Before she left his hospital room, she would always leave a few things behind to ensure that she remained in his thoughts. She left books inscribed with affectionate messages to him, discarded pear cores, the lingering fragrance of her talcum powder, a strand of her hair. He knew she was the daughter of a high-ranking Party cadre, and was overwhelmed by his unexpected stroke of good luck. The great disparity in their social standing inevitably caused him to review his own attributes: he was thirty-six years old, a Party member, earned a monthly salary of forty-seven and a half yuan, and had once been awarded the title of ‘advanced worker’ by his leaders at the paper factory. These details probably meant little to her. He knew that his professional success, however, would impress her more. He was the original screenwriter of the film Feelings for Home; he had managed to get nearly 200,000 words of material published by the China Youth Daily and Guangming Daily; on the strength of years of private study, he had been transferred from his menial job in the paper factory to a cadre’s post in the People’s Cultural Centre; he had driven in the municipal leader’s red-flagged car, and had represented his paper factory on a visit to Beijing to meet the famous model worker, the ‘Iron Man’, Li Guocai. Everyone in town knew about these achievements. Although the female novelist had grown up in a home with five rooms and two toilets, her salary was no higher than his, and besides, she had only visited Beijing once, and that was as a child. Thinking this over in his mind, Old Hep felt a little more at ease.
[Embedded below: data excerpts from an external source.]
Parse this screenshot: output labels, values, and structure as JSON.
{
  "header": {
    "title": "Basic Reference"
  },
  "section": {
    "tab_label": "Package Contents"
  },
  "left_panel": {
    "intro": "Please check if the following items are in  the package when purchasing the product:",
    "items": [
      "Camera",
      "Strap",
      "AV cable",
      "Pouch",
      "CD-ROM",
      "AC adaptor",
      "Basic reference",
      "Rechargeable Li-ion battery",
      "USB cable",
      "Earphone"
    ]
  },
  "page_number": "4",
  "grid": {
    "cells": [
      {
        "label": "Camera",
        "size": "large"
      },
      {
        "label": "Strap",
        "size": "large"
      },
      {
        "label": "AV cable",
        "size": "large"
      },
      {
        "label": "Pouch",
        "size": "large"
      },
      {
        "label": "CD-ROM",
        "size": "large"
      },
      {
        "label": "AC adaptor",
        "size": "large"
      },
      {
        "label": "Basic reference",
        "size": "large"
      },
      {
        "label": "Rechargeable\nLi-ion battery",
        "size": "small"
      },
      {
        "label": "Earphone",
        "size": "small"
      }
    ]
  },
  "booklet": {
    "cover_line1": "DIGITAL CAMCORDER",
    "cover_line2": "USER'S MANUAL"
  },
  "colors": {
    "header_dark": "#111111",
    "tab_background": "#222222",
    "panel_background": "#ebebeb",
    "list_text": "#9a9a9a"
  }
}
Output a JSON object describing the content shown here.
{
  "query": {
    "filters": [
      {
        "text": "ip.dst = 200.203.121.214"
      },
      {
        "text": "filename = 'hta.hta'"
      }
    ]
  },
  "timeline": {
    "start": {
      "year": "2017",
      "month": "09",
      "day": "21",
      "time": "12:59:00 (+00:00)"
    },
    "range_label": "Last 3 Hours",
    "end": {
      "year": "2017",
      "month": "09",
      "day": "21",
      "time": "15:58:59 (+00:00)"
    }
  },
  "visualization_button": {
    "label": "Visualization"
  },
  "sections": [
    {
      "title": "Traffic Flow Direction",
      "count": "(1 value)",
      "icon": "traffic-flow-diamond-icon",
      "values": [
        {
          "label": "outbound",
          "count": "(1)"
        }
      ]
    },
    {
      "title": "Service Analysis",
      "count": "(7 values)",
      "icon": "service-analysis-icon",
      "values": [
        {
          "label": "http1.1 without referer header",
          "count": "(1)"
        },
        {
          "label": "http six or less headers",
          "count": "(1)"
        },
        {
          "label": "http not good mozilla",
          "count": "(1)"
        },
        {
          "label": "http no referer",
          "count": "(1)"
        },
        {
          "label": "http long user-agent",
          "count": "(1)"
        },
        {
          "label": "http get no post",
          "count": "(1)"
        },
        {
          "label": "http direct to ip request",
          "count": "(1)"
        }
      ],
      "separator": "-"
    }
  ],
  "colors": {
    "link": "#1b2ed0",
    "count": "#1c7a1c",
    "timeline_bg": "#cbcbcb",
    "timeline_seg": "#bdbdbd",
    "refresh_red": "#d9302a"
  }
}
When he inhaled her fragrance in the air after her next visit, he felt a sudden surge of passion, and lying down on his hospital bed, he made up his mind to marry her.

A few months later, Old Hep took her as his wife, and soon after was appointed editor-in-chief of the Cultural Centre’s new bi-monthly literary magazine. He had reached the peak of his career. But his luck was not to last, and in less than two years, his wife quickly caught up with him. Two of her novels were published by the most respected national journals, and she was suddenly proclaimed a ‘regional and municipal talent’. She made visits to Beijing and Huangshan for two separate literary festivals. The month she and Old Hep were invited to join the newly established Literary Union, she alone was chosen by the authorities to be the town’s first ‘professional writer’. The government paid her a monthly salary so that she could stay at home all day writing novels. This turn of events didn’t suit Old Hep at all. His wife stopped referring to him as ‘China’s Pavel’, and started calling him Old Hep like everyone else. She made contact with other professional writers around the country, and became an authority on the latest cultural developments. She knew the name of the girlfriend of the Beijing writer Tan Fucheng, and was aware that the novelist Li Tiesheng had a paralysed leg. When the Open Door Policy was launched, she proved to be a fearless trailblazer of reform. She was the first woman in town to wear a padded bra, dye her hair and perm it like a foreigner. She read the daringly realist novel Form Teacher by Liu Xinwu, and the literary journal Today that was sent down to her from Beijing. She also took to composing romantic, melancholy verse. By the time Old Hep had finally managed to write the word ‘love’ down on a piece of paper, she was already using phrases like ‘sexually aroused’. She corresponded with various young Beijing poets, sent them affectionate cards, and in return received letters in which they addressed her as ‘my little lamb’, ‘my far-away treasure’, and ‘the angel wafting through my dreams’. She was completely in step with the fast pace of reform.